It was a very moving set of ideas to boy-me. It still is. But how true is it exactly? That I only found out later when I began to read on my own.

The United States was founded exclusively by immigrants from Europe or by the native-born descendants of earlier immigrants, but their sense of what they wanted future immigration to yield was not quite as expansive as Emma Lazarus’s poem suggests it ought to have been: the Naturalization Act of 1790, for example, dealt with the way individuals coming to the independent United States could become citizens and was quite specific: the ability to become an American citizen was formally to be limited to “free white persons…of good character.”  There was, therefore, no path to citizenship at all for slaves, free black people, Asians, or, most bizarrely of all, actual native Americans. And that was how things were for quite some time. (It is true that some few states before the Civil War allowed Black people to be considered citizens, but only of that specific state and not of the country. Today, of course, there is no such thing as being a citizen of one of the states but not of the nation.) Indeed, the first instance in which a serious number of residents without the priorly requisite European pedigree became entitled to American citizenship was the passing of the Treaty of Dancing Rabbit Creek in 1831, which created a path to citizenship specifically (and only) for Choctaw Indians who agreed to remain in Mississippi. (In exchange, the Choctaws agreed to abandon their claim to about 15 million acres of land in what is now Oklahoma.) I am quite certain that the Treaty of Dancing Rabbit Creek was not part of our curriculum in eleventh grade.

Things moved ahead, but only very slowly. In 1868, the Fourteenth Amendment to the U.S. Constitution offered citizenship to all people born within the boundaries of the United States, including Black people, but specifically excluding Indians residing on reservations. Two years later, Congress passed the Naturalization Act of 1870 that created, and for the first time, a possibility for Black people to immigrate to the United States and become citizens…but that same law not only denied the possibility of immigrants coming here from China but actually revoked the citizenship of Americans of Chinese descent who were already here.

The Page Act of 1875 had as its specific point, to quote its sponsor Representative Horace Page (R-California), “to end the danger of cheap Chinese labor and immoral Chinese women” by making it illegal for Chinese women to immigrate to the United States. And then, seven years later, the Chinese Exclusion Act of 1882 made it illegal for any Chinese laborers, male or female, to enter the United States.

And then we get to the twentieth century. The Immigration Act of 1917 went a step further still, barring all immigration from Pacific Island nations and from the Far East, but also imposing for the first time literacy tests on would-be immigrants as well as creating for the first time categories of people to whom immigration was to be denied unrelated to national origin. The sanitized expressions “mentally defective individuals” and  “persons with constitutional psychopathic inferiority” were used to deny openly gay people the possibility of entry, along with undesirable “illiterates, imbeciles, insane persons, and paupers.” But it was the Immigration Act of 1924, framed in its day as a mere extension of the earlier act, that for the first time established immigration quotas. Formally, the idea was to restrict immigration to a number equivalent to 2% of the number of Americans who claimed that nation as their ancestral home in the 1890 census. But the real purpose was to keep out Italians, Greeks, Poles, and (I can’t help thinking especially) Eastern European Jews. (I hardly have to pause to note what happened to those Jews who would have come here to start new lives but who were instead condemned to be present when the Nazis occupied their homelands.)
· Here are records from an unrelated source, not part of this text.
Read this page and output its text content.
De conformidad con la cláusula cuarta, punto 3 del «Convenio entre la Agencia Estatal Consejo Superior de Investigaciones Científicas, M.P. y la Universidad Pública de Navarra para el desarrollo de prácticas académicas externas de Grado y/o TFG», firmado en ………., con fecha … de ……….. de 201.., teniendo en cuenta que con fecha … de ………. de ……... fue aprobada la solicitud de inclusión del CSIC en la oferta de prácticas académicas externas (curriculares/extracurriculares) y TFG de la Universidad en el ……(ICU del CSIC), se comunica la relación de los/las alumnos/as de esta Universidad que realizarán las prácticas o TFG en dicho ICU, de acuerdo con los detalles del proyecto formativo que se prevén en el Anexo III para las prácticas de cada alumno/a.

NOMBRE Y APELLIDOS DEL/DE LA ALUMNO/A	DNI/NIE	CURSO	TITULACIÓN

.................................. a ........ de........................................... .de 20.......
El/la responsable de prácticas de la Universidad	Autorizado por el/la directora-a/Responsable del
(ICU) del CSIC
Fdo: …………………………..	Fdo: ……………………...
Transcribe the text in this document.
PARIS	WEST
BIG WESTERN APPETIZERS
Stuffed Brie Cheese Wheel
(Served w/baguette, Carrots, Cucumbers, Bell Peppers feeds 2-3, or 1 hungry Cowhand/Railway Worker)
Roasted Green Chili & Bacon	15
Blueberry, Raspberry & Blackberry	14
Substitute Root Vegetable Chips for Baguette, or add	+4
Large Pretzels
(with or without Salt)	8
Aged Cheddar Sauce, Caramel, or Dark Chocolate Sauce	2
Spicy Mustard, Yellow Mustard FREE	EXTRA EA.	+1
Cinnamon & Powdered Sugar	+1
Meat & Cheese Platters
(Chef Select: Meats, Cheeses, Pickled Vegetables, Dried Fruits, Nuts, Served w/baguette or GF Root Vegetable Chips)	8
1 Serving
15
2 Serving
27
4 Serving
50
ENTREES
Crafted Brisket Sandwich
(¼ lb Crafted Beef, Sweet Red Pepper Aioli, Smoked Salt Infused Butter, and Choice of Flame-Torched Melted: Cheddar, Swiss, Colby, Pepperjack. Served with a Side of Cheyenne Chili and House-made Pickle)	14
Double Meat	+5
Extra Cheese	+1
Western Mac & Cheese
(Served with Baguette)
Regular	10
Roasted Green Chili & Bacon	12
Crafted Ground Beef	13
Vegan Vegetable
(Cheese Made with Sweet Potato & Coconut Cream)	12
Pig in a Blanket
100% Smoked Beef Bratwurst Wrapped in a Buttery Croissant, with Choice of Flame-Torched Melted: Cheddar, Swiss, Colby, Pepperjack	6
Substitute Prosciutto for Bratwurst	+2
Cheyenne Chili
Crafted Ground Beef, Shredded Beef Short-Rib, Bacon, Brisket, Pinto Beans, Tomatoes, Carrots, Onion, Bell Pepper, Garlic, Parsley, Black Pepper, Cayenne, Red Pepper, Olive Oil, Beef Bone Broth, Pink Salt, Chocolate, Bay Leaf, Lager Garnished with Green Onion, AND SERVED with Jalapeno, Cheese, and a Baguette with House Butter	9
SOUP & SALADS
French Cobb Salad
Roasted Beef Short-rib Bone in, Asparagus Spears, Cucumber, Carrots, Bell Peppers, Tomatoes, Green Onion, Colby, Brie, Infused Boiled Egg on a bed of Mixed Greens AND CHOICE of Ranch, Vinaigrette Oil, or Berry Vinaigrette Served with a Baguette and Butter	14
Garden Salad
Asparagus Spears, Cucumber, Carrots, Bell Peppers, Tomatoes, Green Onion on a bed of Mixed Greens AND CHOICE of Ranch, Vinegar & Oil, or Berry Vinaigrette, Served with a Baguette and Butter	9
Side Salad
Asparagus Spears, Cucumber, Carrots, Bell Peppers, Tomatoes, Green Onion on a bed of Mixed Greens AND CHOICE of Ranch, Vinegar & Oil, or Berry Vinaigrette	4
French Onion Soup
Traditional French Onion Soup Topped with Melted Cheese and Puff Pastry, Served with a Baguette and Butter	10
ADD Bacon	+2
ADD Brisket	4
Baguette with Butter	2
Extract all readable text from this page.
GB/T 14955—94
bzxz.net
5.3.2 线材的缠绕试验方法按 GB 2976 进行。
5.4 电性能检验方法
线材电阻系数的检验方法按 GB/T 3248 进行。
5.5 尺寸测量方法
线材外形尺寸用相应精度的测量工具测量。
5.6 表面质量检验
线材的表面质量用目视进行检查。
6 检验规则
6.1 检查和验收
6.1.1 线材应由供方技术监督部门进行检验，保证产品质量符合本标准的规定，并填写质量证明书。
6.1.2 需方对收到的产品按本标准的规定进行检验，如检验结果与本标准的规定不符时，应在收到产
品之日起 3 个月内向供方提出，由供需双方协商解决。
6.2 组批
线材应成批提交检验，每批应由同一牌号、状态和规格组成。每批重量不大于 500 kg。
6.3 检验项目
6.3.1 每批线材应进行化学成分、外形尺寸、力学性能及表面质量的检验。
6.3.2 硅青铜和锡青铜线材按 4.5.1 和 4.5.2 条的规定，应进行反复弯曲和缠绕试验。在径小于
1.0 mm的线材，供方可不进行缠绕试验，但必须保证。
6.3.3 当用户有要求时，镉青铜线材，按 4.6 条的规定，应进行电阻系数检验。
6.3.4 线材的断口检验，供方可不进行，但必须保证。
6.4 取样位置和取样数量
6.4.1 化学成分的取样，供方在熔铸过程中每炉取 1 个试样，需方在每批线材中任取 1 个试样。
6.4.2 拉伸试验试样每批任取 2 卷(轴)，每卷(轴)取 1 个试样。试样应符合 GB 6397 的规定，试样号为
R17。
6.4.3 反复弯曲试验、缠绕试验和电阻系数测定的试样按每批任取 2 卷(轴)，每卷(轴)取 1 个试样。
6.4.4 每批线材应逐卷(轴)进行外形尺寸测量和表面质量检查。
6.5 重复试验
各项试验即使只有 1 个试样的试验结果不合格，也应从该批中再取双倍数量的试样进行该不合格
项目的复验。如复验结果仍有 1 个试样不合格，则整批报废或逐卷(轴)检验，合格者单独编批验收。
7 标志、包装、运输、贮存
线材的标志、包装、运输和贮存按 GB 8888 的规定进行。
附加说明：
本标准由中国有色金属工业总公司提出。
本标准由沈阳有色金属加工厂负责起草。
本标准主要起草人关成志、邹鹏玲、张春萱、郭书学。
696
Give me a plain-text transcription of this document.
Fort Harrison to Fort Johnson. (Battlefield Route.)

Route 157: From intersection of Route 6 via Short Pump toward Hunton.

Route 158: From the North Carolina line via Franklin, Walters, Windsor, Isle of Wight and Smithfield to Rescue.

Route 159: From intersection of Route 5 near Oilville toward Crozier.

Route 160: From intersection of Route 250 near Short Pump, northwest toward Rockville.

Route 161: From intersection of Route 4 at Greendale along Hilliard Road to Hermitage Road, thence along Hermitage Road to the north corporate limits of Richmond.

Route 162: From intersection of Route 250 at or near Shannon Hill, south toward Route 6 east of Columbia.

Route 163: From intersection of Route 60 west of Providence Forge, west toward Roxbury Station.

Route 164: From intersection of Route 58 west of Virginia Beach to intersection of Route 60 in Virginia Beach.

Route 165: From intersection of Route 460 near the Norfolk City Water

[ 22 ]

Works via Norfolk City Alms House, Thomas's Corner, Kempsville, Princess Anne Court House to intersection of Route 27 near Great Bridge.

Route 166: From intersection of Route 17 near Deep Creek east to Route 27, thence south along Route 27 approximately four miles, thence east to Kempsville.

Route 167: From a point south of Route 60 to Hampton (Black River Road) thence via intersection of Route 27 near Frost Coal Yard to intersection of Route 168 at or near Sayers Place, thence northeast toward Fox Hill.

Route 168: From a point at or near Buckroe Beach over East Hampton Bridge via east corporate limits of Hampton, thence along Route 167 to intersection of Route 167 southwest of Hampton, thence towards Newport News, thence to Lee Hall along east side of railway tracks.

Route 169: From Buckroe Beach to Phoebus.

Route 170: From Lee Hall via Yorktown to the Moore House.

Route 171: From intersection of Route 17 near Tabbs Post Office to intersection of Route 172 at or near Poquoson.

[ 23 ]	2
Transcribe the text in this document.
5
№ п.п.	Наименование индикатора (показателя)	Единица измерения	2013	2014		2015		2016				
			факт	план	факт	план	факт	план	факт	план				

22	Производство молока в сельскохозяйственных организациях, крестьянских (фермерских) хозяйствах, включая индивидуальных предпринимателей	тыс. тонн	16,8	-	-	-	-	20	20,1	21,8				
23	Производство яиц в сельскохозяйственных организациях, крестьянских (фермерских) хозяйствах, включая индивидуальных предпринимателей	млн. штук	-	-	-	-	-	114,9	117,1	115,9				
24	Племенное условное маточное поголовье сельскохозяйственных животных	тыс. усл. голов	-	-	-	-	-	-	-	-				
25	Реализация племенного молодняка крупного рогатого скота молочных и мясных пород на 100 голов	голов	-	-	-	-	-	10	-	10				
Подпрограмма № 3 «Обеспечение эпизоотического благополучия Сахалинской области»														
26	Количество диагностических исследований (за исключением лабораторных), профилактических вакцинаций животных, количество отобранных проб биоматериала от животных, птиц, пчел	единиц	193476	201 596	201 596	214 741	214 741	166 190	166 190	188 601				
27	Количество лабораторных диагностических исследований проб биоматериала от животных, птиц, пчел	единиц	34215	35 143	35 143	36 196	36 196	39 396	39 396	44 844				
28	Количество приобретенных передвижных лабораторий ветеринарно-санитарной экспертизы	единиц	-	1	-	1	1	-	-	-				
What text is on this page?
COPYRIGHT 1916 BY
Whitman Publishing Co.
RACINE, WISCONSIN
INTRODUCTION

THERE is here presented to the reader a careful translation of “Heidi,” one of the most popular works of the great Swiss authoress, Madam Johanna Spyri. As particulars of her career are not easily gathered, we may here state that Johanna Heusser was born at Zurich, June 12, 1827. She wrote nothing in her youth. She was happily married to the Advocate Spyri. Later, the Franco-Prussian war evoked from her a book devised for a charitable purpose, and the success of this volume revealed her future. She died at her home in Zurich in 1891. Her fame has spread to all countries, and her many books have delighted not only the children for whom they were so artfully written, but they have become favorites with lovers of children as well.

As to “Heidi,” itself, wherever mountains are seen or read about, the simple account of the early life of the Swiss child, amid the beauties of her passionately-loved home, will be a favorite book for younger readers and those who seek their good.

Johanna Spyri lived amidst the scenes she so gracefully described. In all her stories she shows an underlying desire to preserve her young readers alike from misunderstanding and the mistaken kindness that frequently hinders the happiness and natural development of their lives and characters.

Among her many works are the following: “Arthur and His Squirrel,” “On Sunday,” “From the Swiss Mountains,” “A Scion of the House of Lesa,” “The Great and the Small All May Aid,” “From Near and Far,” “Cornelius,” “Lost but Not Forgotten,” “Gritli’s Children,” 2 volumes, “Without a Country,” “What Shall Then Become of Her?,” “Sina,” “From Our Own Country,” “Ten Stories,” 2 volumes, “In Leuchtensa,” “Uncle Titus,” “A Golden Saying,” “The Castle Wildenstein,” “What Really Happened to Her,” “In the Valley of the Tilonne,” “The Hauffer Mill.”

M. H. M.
And that is how things stood for a very long time. Of course, no one in those days would have dreamt of using President Trump’s vulgar expression to describe the countries from which the President was keen to see no immigration at all. Or at least not in public. But the sentiment behind the Immigration Act of 1924 was exactly the same, only the identity of the specific nations so qualified was different.

The situation at the southern border is dire. Secretary of Homeland Security Alejandro Mayorkas, himself a Cuban refugee, is doing his best to deal with an impossible situation. And, indeed, it turns out that expressing horror at the policies of the previous administration with respect to the separation of families and the caging of children is distinctly easier than figuring out what exactly to do with large number of unaccompanied children arriving at the border possessed solely of whatever they are carrying with them. There are a thousand good reasons to shove them back over the border and let them fend for themselves. They aren’t playing by the rules. We have no idea who their parents are. They mostly don’t speak English at all, let alone well. Like children everywhere, they have no way to sustain themselves by going to work and legally earning a living. All the above are excellent and fully cogent reasons for giving these kids a hot meal and shipping them back where they came from.

But what of the lady in the harbor and her torch, still burning in the night, still calling out to the tempest-tost, to the homeless, to the destitute, to the exhausted? The question isn’t really what President Trump would have done or what President Biden can or will do. The question is what the Mother of Exiles would say if she could turn to the south and consider the border with Mexico. Would she set down her lamp, shut the golden door, and tell these freeloaders to go to hell? Or would she come down from her pedestal, tie up her skirts, and make her way south to use her “imprisoned lightning” to illuminate the nighttime sky while she gathers the children in unto her and offers them shelter in this, the greatest and most powerful of all nations? It strikes me that it is to Lady Liberty that we should be looking for counsel in the matter of the current crisis, not to even the most well-meaning of politicians.